Project letter to the editor, Globe and Mail

(Not published)

Joy Thompson and Hazelle Palmer betray a fundamental misunderstanding of conscientious objection in their criticism of Concerned Pharmacists for Conscience (Don’t let drug stores become pulpits, Globe & Mail, 26 April 2000).

Pharmacists who have moral objections to dispensing the morning after pill usually assert that a new, unique and living human being begins to exist – and pregnancy begins – with the union of sperm and egg. This union they call conception or fertilization. These are hardly novel propositions in an era when fertilization is accomplished routinely in petri dishes, the resulting early embryos kept alive and matured pending implantation – or civil litigation.

The morning after pill prevents the union of sperm and egg only if it is taken in time to suppress ovulation. In other cases, it brings about the death of the early embryo by preventing implantation in the womb. This is the crux of the moral problem faced by pharmacists who hold that it is gravely wrong to deliberately cause the death of the developing human being at any point after conception.

Planned Parenthood and The Society of Obstetricians and Gynaecologists of Canada think that the morning after pill is a good thing. They call it ‘emergency contraception’, they claim that it does not cause abortions, and they ridicule those who disagree. “Out of step with medical community”, “professionally irresponsible, or blatantly uninformed”, and “inventing a controversy” are the accusations hurled from the Planned Parenthood pulpit at conscientious objectors.

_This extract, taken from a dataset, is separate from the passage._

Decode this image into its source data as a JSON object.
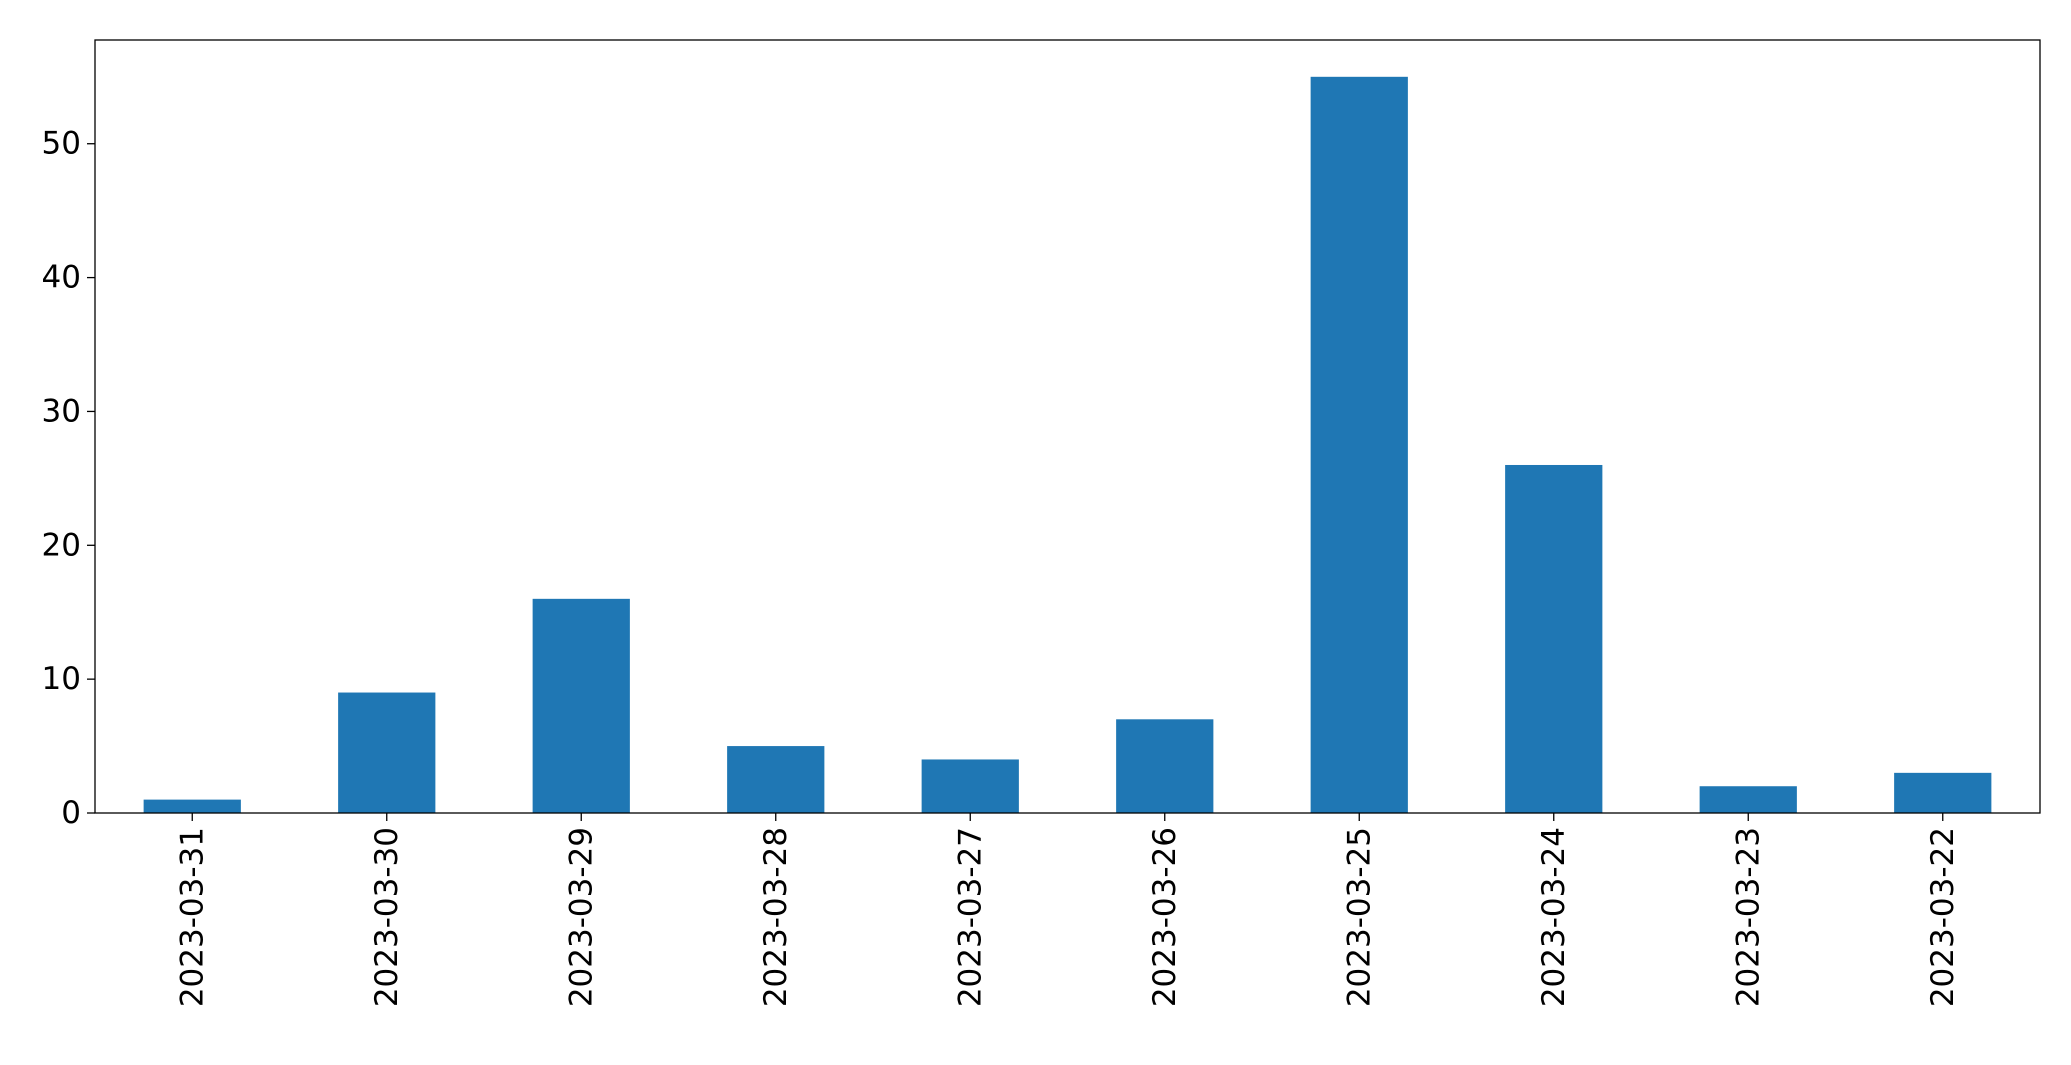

The controversy being invented here arises from a difference in terminology. Thompson and Palmer et al define conception – and the beginning of pregnancy – as implantation of the early embryo in the womb, not as the union of sperm and egg. Thus, in their view, ‘contraception’ includes not only drugs or devices that prevent conception (fertilization), but anything that prevents implantation of the early embryo. That is why they describe the morning after pill as a ‘contraceptive’, regardless of its mechanism, and insist that it does not interfere with pregnancy. In their lexicon, the existence of the early embryo following fertilization does not count as pregnancy unless implantation occurs, and the destruction of the embryo prior to implantation is not abortion. The public can hardly be expected to make sense of the present dispute unless these points are clarified.

Out of step with medical community? The Canadian Medical Association advises physicians who have moral objections to abortion to explain this to their patients, and insists that there be no discrimination against physicians who refuse to perform or assist with abortions. Dr. John Williams, the CMA’s Director of Ethics, recently confirmed that doctors are not obliged to refer patients for abortions. “Respect for the right of personal decision in this area must be stressed,” states CMA policy. Is the respect given to doctors to be denied pharmacists and other health care professionals because powerful interests are able to shout them down?

Contrary to Thompson and Palmer’s assertions, conscientious objectors are not trying to prevent the introduction of abortifacient or contraceptive drugs, nor are they attempting to block access to them. These are impossible objectives for such a vulnerable minority with limited means. Instead, they simply ask that they not be hounded out of their professions because they will not do what they believe to be gravely wrong. Does The Best Country in the World have room for such people?